Robert Hopkins, expiloto del avión espía estadounidense RC-135S Cobra Ball, relató la historia de un misterioso fenómeno. A día de hoy no hay explicación plausible para la llamada ‘cúpula de luz’, que sigue intrigando a los expertos.

Según contó el veterano piloto, la extraña cúpula de luz fue avistada por primera vez en 1988, cuando la aeronave monitorizó el lanzamiento del misil soviético RDS-10 Pioner (‘SS-20 Saber’, según la designación de la OTAN).

El lanzamiento formaba parte del tratado INF, de 1987, y se llevó a cabo con el objetivo de destruir algunos de los misiles prohibidos por el documento. Dicho lanzamiento se realizaba de una manera abierta con información disponible sobre el lugar del lanzamiento y del impacto.

Puesto que la monitorización de las acciones estaba permitida, el avión a los mandos del cual estaba Hopkins fue enviado al área de lanzamiento para recopilar información sobre los misiles soviéticos por medio de sensores ópticos y telemétricos.

En un determinado momento, los pilotos percibieron una especie de cortina semitransparente de color blanco que se movía en su dirección desde el territorio de la URSS hacia el océano Pacífico.

De acuerdo con el piloto militar, esta cortina ascendía desde la superficie hasta la altitud máxima que se podía observar desde el avión y se movía muy rápidamente. El muro de luz se cruzó con la trayectoria de la aeronave y la atravesó sin percances.

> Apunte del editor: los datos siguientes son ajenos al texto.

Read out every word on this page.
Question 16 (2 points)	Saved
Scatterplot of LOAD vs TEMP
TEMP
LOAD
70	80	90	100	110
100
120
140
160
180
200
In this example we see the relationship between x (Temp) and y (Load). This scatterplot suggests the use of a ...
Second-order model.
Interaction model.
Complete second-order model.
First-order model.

En un principio, la tripulación pensó que se trataba de una alucinación óptica, pero llegaron a la conclusión de que no era así, puesto que todos vieron lo mismo. No pudieron hallar explicación alguna, no obstante, para lo visto.

Curiosamente, la misma tripulación volvió a toparse con este fenómeno, que tuvo lugar en un contexto similar: durante la recolección de datos sobre el lanzamiento del misil soviético Pioner.

En aquel entonces, el fenómeno ya acaparó la atención oficial de EEUU, que lo bautizó como ‘cúpula de luz’: una ráfaga de luz que comenzaba en el lugar del lanzamiento del proyectil Pioner y se irradiaba en todas las direcciones a una gran velocidad.

El medio The Drive asegura que, de acuerdo con los cálculos llevados a cabo con la información disponible sobre los vuelos de estos misiles, la velocidad de la ‘cúpula’ alcanzaba los 10.000 km/h.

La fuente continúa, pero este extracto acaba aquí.